Nós também descobrimos uma intimidade especial que é idiossincrática à terapia online.

Mesmo se ambos estivessem sentados, o terapeuta em pessoa nunca iria ver um cliente, como Kyle, tão intensamente “bem de perto”. Durante uma sessão on-line, a imagem do computador muitas vezes parece análoga a uma tela de cinema preenchida pelo rosto de um ator, transmitindo alta intensidade de raiva, ou medo, ou vergonha para o público.

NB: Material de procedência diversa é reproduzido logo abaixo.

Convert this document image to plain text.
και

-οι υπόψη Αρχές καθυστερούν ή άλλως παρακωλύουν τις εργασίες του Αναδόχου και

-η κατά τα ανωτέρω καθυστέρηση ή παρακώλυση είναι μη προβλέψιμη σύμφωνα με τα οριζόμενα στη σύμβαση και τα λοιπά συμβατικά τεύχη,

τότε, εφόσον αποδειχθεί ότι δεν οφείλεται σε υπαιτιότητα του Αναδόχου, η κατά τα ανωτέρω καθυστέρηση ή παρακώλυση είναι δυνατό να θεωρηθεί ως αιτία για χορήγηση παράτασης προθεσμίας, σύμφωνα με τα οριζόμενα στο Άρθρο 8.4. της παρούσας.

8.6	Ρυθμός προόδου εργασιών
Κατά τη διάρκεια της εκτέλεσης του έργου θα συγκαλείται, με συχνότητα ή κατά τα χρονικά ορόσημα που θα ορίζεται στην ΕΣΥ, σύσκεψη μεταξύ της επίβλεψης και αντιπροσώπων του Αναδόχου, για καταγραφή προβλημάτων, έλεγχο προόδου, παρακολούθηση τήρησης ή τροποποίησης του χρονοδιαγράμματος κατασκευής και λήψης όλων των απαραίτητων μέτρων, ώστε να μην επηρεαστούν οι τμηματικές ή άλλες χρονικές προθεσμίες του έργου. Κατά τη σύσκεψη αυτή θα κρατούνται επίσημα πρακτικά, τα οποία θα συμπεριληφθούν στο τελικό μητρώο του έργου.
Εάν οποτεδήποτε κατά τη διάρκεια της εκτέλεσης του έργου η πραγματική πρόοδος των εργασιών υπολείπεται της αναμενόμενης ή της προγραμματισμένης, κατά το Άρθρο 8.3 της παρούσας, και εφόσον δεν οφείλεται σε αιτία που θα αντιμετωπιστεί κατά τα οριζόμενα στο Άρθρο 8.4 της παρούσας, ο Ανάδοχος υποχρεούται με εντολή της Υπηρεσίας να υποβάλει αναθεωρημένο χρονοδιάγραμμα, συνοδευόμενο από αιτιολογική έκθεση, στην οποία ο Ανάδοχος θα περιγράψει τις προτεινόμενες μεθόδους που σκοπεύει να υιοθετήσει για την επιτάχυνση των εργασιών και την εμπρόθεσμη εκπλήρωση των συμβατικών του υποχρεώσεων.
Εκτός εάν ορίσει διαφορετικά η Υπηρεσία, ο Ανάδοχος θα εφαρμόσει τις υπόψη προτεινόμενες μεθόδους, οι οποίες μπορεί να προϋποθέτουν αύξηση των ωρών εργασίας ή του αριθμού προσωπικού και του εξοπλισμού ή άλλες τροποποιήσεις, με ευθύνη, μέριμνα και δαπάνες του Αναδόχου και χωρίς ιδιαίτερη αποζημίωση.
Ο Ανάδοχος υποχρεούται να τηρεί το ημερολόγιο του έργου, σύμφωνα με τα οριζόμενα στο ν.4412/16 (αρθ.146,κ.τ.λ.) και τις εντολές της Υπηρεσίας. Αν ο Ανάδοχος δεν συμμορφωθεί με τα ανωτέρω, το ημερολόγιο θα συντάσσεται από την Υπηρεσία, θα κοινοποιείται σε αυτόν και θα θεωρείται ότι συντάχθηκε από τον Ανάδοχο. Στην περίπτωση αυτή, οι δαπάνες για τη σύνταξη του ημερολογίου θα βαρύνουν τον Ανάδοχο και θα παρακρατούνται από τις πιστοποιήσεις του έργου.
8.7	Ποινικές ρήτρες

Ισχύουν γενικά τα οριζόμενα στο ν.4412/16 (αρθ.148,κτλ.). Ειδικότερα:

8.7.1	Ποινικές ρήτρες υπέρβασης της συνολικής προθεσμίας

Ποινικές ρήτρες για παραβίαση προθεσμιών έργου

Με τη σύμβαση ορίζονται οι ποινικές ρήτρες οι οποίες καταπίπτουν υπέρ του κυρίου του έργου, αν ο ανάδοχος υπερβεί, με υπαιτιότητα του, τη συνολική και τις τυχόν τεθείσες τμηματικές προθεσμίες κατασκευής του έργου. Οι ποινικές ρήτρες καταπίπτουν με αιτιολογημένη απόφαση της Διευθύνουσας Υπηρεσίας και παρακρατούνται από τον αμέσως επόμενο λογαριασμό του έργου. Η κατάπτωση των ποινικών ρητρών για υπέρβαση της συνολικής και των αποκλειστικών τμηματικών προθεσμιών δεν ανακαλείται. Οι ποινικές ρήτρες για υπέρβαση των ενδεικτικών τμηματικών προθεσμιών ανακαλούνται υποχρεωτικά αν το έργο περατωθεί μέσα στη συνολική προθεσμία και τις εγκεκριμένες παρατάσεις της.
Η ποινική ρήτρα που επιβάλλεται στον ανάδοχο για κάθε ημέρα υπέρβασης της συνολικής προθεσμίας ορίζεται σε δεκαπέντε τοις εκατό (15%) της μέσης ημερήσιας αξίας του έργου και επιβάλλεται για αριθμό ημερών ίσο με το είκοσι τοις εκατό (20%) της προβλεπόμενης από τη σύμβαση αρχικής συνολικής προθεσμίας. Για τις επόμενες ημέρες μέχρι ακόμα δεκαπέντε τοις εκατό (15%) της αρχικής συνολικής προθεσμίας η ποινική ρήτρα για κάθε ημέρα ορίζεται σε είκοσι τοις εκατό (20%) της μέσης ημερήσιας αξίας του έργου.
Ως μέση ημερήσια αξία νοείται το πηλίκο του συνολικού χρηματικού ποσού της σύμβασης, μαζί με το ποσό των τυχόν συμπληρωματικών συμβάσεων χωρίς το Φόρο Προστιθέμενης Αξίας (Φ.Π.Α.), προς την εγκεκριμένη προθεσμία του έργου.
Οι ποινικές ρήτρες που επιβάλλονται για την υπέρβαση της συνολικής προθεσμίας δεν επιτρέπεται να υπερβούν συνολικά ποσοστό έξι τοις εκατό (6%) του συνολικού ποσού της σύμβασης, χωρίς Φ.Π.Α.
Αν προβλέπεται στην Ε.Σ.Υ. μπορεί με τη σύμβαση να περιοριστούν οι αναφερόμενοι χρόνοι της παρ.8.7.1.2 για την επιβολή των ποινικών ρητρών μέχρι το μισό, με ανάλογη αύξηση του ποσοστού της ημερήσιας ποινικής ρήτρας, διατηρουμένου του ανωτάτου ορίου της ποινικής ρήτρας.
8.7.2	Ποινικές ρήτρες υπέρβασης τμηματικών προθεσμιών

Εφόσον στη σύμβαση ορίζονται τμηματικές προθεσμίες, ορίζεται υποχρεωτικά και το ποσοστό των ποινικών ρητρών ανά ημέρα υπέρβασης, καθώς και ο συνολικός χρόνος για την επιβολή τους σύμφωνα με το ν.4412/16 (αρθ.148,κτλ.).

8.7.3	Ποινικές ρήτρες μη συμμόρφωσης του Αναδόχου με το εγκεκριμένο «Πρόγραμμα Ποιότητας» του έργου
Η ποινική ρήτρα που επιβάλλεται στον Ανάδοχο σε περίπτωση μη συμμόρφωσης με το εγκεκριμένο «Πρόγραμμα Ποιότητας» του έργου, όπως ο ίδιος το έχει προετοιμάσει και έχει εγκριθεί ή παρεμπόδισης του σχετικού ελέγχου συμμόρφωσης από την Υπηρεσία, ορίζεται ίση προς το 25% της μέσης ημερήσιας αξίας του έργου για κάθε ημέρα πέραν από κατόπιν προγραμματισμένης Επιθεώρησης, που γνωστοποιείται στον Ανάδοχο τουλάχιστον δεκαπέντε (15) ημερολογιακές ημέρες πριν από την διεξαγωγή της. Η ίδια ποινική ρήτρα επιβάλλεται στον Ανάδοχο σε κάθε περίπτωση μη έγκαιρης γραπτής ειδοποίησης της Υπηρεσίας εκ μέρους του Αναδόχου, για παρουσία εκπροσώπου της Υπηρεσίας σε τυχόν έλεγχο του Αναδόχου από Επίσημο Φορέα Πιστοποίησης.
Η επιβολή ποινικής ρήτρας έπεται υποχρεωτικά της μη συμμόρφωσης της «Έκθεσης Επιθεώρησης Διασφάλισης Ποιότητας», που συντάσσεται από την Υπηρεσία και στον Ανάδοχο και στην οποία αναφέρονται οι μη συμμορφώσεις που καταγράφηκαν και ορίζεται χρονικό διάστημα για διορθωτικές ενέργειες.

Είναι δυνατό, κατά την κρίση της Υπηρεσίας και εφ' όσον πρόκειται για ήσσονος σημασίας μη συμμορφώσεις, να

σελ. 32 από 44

Embora, em certos aspectos, as sessões on-line sejam menos imediatas que a psicoterapia presencial, descobrimos que elas são ainda mais íntimas e emocionalmente evocativas nesta forma particular.

Sessões online também permitem que uma cliente como Lisa “mostre”, ao invés de apenas dizer, e como qualquer escritor de ficção irá concordar, uma cena vívida e visual envolve de forma mais eficaz o leitor do que a narrativa linear.

Os clientes que se conectam da cama, muitas vezes nos mostram algo profundamente pessoal e doloroso, que seria muito mais difícil narrar mais tarde, durante uma sessão presencial. Conscientemente ou não, eles nos convidam a testemunhar o seu mundo pessoal em primeira mão, a entrar em suas histórias, por assim dizer, em vez de ouvir sobre elas após o fato.

Isto transmite ao online o “aqui-e-agora” de uma maneira muito especial. Por mais paradoxal que seja, captar o “momento” pode ser mais fácil por meio da web do que presencialmente.

Tais momentos de intimidade real e vulnerabilidade compartilhada são preciosos, ajudando-nos a forjar uma forte relação terapêutica com nossos clientes, mesmo aqueles que podem estar a milhares de quilômetros de distância, em outro continente, e que nós nunca realmente poderemos conhecer em pessoa.

O futuro realmente chegou para a psicoterapia e, pelo menos em nossa opinião, é ótimo que isso esteja acontecendo!